The findings revealed that therapy sequencing significantly influences immune activity and patient outcomes. Patients who received targeted therapy followed by immunotherapy showed stronger immune activation, marked by higher levels of PD-L1+ CD8 T-cells and ICOS+ CD4 T-cells. Those who began with immunotherapy benefited most when PD-1+ CD8 T-cells engaged closely with PD-L1+ CD4 T-cells along the tumor’s invasive edge. Meanwhile, in patients alternating between targeted and immune treatments, beneficial antigen-presenting cell (APC) and T-cell interactions appeared near tumor margins, whereas macrophage activity in the outer tumor environment pointed to poorer prognosis.
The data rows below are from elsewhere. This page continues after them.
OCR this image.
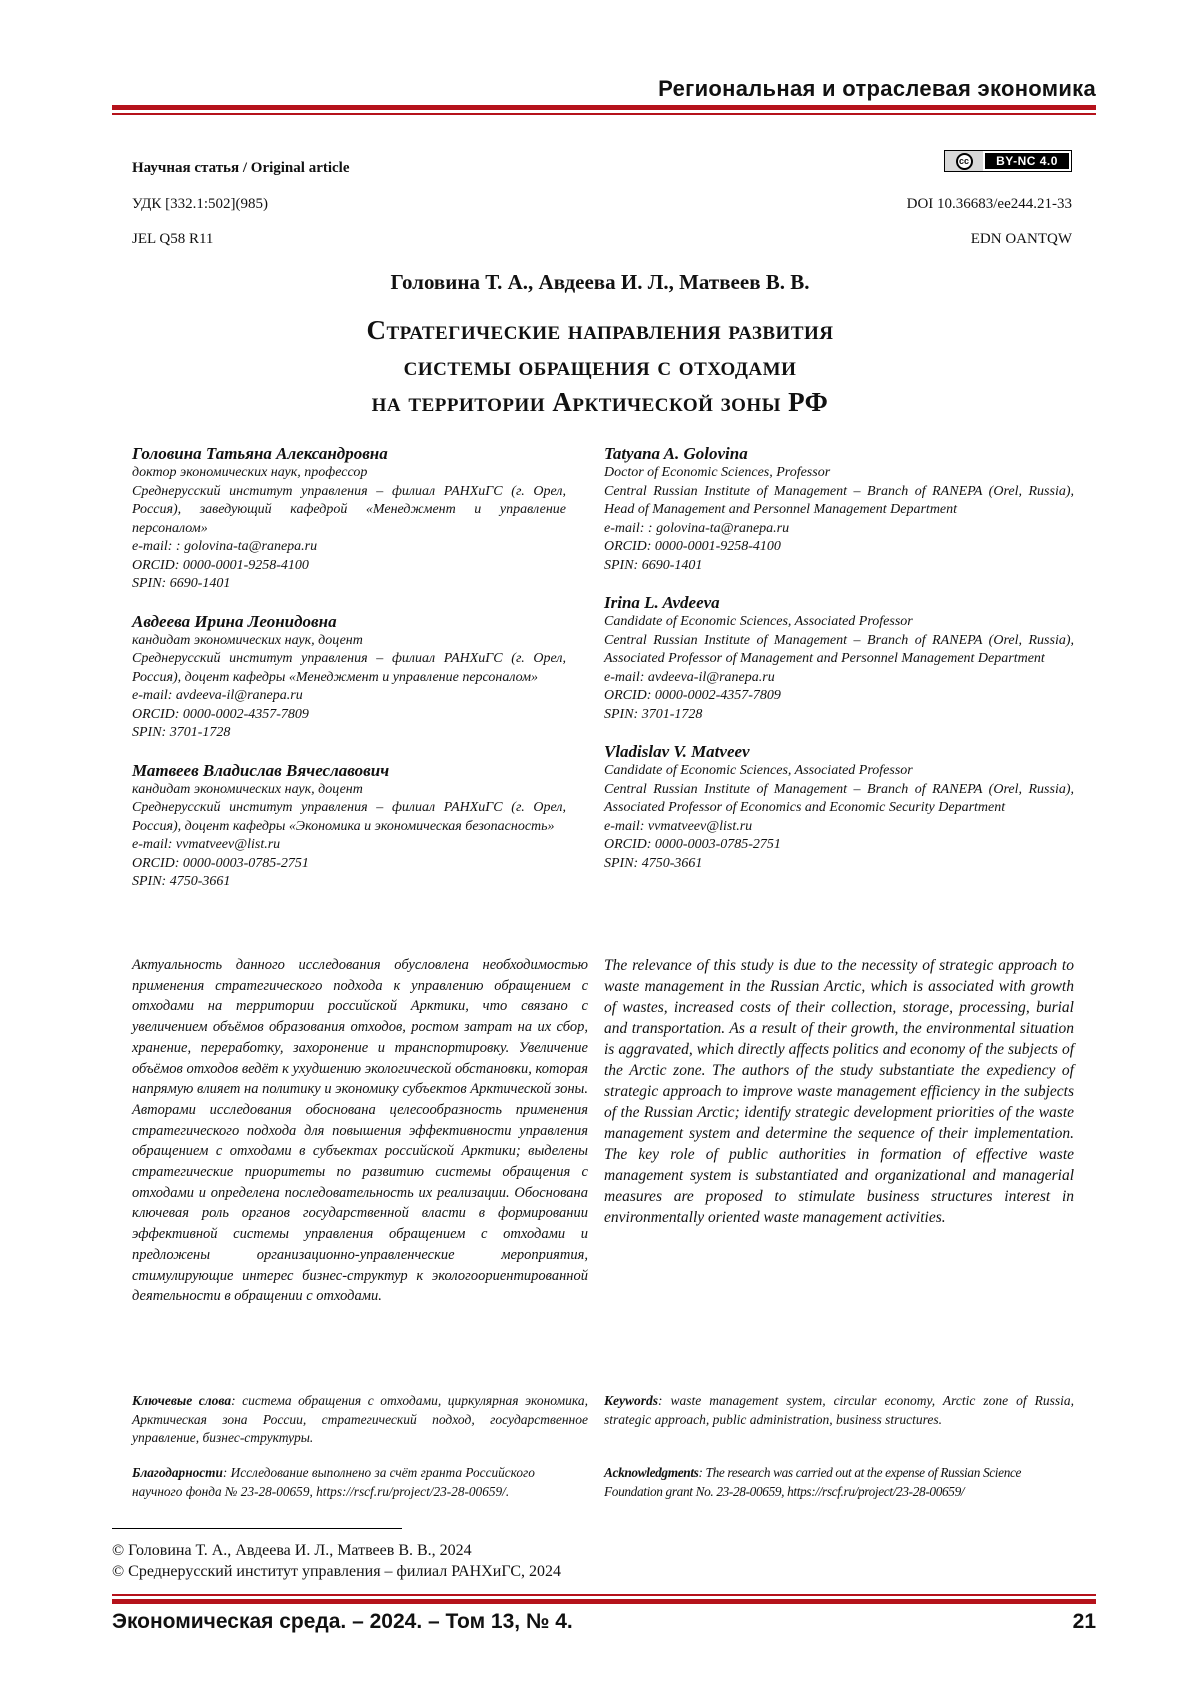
Региональная и отраслевая экономика
Научная статья / Original article	cc	BY-NC 4.0
УДК [332.1:502](985)	DOI 10.36683/ee244.21-33
JEL Q58 R11	EDN OANTQW
Головина Т. А., Авдеева И. Л., Матвеев В. В.
Стратегические направления развития
системы обращения с отходами
на территории Арктической зоны РФ
Головина Татьяна Александровна
доктор экономических наук, профессор
Среднерусский институт управления – филиал РАНХиГС (г. Орел, Россия), заведующий кафедрой «Менеджмент и управление персоналом»
e-mail: : golovina-ta@ranepa.ru
ORCID: 0000-0001-9258-4100
SPIN: 6690-1401
Авдеева Ирина Леонидовна
кандидат экономических наук, доцент
Среднерусский институт управления – филиал РАНХиГС (г. Орел, Россия), доцент кафедры «Менеджмент и управление персоналом»
e-mail: avdeeva-il@ranepa.ru
ORCID: 0000-0002-4357-7809
SPIN: 3701-1728
Матвеев Владислав Вячеславович
кандидат экономических наук, доцент
Среднерусский институт управления – филиал РАНХиГС (г. Орел, Россия), доцент кафедры «Экономика и экономическая безопасность»
e-mail: vvmatveev@list.ru
ORCID: 0000-0003-0785-2751
SPIN: 4750-3661
Tatyana A. Golovina
Doctor of Economic Sciences, Professor
Central Russian Institute of Management – Branch of RANEPA (Orel, Russia), Head of Management and Personnel Management Department
e-mail: : golovina-ta@ranepa.ru
ORCID: 0000-0001-9258-4100
SPIN: 6690-1401
Irina L. Avdeeva
Candidate of Economic Sciences, Associated Professor
Central Russian Institute of Management – Branch of RANEPA (Orel, Russia), Associated Professor of Management and Personnel Management Department
e-mail: avdeeva-il@ranepa.ru
ORCID: 0000-0002-4357-7809
SPIN: 3701-1728
Vladislav V. Matveev
Candidate of Economic Sciences, Associated Professor
Central Russian Institute of Management – Branch of RANEPA (Orel, Russia), Associated Professor of Economics and Economic Security Department
e-mail: vvmatveev@list.ru
ORCID: 0000-0003-0785-2751
SPIN: 4750-3661
Актуальность данного исследования обусловлена необходимостью применения стратегического подхода к управлению обращением с отходами на территории российской Арктики, что связано с увеличением объёмов образования отходов, ростом затрат на их сбор, хранение, переработку, захоронение и транспортировку. Увеличение объёмов отходов ведёт к ухудшению экологической обстановки, которая напрямую влияет на политику и экономику субъектов Арктической зоны. Авторами исследования обоснована целесообразность применения стратегического подхода для повышения эффективности управления обращением с отходами в субъектах российской Арктики; выделены стратегические приоритеты по развитию системы обращения с отходами и определена последовательность их реализации. Обоснована ключевая роль органов государственной власти в формировании эффективной системы управления обращением с отходами и предложены организационно-управленческие мероприятия, стимулирующие интерес бизнес-структур к экологоориентированной деятельности в обращении с отходами.
The relevance of this study is due to the necessity of strategic approach to waste management in the Russian Arctic, which is associated with growth of wastes, increased costs of their collection, storage, processing, burial and transportation. As a result of their growth, the environmental situation is aggravated, which directly affects politics and economy of the subjects of the Arctic zone. The authors of the study substantiate the expediency of strategic approach to improve waste management efficiency in the subjects of the Russian Arctic; identify strategic development priorities of the waste management system and determine the sequence of their implementation. The key role of public authorities in formation of effective waste management system is substantiated and organizational and managerial measures are proposed to stimulate business structures interest in environmentally oriented waste management activities.
Ключевые слова: система обращения с отходами, циркулярная экономика, Арктическая зона России, стратегический подход, государственное управление, бизнес-структуры.
Keywords: waste management system, circular economy, Arctic zone of Russia, strategic approach, public administration, business structures.
Благодарности: Исследование выполнено за счёт гранта Российского научного фонда № 23-28-00659, https://rscf.ru/project/23-28-00659/.
Acknowledgments: The research was carried out at the expense of Russian Science Foundation grant No. 23-28-00659, https://rscf.ru/project/23-28-00659/
© Головина Т. А., Авдеева И. Л., Матвеев В. В., 2024
© Среднерусский институт управления – филиал РАНХиГС, 2024
Экономическая среда. – 2024. – Том 13, № 4.	21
“This study exemplifies how our innovative spatial imaging and analysis workflow can be applied broadly to clinical research to ultimately transform clinical decision-making in immuno-oncology”, said Matt McManus, President of the Diagnostics and Spatial Biology Segment at Bio-Techne.
The collaboration between the two companies underscores how AI and high-plex imaging together can help decode complex biological systems. As Avi Veidman, CEO of Nucleai, explained, “Our multimodal spatial operating system enables integration of high-plex imaging, data and clinical information to identify predictive biomarkers in clinical settings. This collaboration shows how precision medicine products can become more accurate, explainable and differentiated when powered by high-plex spatial proteomics – not limited by low-plex or H&E data alone”.
Dr. Ascierto described the SECOMBIT trial as “a milestone in demonstrating the possible predictive power of spatial biomarkers in patients enrolled in a clinical study”.
The study’s broader message is clear: understanding where immune cells are and how they interact inside a tumor could become just as important as knowing what they are. As AI continues to map these microscopic landscapes, oncology may move closer to genuinely personalized treatment — one patient, and one immune network, at a time.